The researchers found that cancer cells with the MPS1 inhibitor underwent cell division in just 11 minutes, compared to 52 minutes without the drug. However, they also found that rapidly dividing cells from triple-negative breast cancers, but also from ovarian and lung cancers, were particularly sensitive to the effects of MPS1 blockade.
Towards a new therapeutic target
Currently, people with triple-negative breast cancer receive taxane chemotherapies, such as paclitaxel, as standard treatment. If paclitaxel also affects the distribution of chromosomes during cell division, but prevents the cell from dividing, which leads to its death of the cancerous cell, some of them have developed resistance and give rise to other tumors.
However, when paclitaxel treatment is combined with BOS172722, the cell division time is considerably reduced, from 110 minutes with paclitaxel alone to 15 minutes in combination with BOS172722. All cells treated with the combination showed macroscopic chromosomal abnormalities and died, while 40% remained alive with paclitaxel alone.

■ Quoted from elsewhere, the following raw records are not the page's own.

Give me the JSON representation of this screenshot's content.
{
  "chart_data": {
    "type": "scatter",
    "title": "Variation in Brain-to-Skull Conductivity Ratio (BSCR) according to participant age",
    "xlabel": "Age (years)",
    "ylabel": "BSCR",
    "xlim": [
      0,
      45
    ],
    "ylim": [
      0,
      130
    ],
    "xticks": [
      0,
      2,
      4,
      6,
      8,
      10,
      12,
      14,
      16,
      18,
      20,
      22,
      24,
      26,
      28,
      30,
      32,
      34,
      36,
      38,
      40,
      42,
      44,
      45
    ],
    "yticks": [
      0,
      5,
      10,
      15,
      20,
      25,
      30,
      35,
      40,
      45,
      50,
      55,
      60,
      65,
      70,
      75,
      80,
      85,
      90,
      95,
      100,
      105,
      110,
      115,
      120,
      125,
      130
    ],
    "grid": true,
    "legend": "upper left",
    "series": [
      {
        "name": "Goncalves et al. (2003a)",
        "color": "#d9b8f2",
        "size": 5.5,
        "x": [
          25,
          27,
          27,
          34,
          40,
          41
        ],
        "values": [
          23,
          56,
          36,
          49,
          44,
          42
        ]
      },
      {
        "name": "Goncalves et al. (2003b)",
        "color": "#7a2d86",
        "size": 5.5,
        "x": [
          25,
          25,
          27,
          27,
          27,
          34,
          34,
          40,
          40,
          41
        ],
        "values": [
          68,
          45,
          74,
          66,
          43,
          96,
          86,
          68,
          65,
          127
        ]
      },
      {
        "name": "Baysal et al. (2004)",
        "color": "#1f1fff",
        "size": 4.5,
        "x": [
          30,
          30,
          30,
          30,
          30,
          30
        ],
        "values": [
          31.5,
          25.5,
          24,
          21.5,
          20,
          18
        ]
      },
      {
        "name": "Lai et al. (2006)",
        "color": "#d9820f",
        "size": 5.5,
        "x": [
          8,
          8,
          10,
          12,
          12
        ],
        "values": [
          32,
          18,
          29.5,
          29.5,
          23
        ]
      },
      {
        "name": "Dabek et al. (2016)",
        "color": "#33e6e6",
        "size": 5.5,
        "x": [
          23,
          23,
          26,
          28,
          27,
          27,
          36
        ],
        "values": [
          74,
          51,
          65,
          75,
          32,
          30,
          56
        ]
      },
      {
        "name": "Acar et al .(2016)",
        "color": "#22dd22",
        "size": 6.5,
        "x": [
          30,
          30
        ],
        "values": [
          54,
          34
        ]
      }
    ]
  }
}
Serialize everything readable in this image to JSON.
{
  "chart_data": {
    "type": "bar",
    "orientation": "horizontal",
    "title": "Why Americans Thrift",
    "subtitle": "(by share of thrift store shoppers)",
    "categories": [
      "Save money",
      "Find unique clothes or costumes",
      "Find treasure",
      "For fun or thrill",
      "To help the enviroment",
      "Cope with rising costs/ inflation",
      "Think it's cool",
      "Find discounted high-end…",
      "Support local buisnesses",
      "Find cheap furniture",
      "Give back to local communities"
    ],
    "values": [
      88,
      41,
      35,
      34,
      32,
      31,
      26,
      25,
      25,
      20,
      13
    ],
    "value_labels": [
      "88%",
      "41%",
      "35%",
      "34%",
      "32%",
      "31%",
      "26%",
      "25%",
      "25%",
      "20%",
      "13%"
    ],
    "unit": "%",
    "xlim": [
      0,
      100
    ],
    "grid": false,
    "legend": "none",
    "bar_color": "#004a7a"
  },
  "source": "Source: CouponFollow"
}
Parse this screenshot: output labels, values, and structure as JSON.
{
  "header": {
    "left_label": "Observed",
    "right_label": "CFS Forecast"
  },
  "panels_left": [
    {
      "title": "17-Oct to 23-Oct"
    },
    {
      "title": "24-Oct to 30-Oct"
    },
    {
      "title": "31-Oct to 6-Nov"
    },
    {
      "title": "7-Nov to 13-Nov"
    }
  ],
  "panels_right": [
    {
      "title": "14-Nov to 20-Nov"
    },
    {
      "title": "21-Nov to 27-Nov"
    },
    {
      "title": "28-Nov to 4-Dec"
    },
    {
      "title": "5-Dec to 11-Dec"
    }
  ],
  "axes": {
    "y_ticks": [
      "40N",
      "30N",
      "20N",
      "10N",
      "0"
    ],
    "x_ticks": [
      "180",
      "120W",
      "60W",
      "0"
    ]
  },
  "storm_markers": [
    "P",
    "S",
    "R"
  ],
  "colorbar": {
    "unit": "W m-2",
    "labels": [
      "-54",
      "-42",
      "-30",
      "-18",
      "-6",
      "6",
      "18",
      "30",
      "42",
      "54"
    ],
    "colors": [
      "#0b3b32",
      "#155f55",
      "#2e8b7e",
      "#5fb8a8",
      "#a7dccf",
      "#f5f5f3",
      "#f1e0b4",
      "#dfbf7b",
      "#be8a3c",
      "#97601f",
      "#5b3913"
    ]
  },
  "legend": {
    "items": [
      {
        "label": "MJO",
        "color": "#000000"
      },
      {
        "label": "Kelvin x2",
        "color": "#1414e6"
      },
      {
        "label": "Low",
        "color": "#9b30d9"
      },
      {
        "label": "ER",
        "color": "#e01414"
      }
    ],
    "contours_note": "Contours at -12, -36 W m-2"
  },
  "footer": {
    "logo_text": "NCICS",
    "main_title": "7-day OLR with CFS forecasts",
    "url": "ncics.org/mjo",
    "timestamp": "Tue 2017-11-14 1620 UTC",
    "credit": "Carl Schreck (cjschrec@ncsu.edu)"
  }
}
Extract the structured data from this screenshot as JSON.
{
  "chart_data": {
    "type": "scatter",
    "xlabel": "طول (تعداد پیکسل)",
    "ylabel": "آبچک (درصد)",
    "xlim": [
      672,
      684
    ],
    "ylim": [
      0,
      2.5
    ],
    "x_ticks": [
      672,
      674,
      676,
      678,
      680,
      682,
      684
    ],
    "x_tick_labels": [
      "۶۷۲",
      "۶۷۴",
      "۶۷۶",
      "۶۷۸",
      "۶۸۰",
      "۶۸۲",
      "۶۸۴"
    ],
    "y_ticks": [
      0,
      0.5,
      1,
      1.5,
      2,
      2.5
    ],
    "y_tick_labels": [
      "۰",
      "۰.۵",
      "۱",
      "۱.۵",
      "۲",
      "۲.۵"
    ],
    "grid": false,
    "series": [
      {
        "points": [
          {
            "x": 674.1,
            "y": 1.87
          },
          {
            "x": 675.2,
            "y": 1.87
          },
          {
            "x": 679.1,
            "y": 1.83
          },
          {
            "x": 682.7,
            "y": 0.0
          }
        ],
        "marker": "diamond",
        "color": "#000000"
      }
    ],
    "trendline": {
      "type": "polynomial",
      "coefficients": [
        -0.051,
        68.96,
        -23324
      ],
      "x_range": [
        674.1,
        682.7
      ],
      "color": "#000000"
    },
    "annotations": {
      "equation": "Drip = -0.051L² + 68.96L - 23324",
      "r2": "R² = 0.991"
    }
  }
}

According to the researchers, this MPS1 inhibitor was also effective at lower doses when used in combination with paclitaxel in mice. It was otherwise well tolerated by mice at doses that almost completely eliminated tumors.
“We have discovered a whole new type of cancer treatment that uses the rapid growth of cancer against it, forcing cells to go through cell division so quickly that they accumulate fatal errors. The drug works particularly well in combination with the chemotherapy in the cells of triple-negative breast cancer – the deadliest form of breast cancer for which there are few effective treatments,” says Professor Spiros Linardopoulos, Professor of Cancer Biology and Therapeutics at the Institute of Cancer Research of London, which conducted the study. According to him, the drug BOS172722 “has the potential to become a much-needed additional treatment option that could prolong the lives of patients” with triple-negative breast cancer. “The phase I trial of this combination is underway and I am eagerly awaiting the results,” he concludes.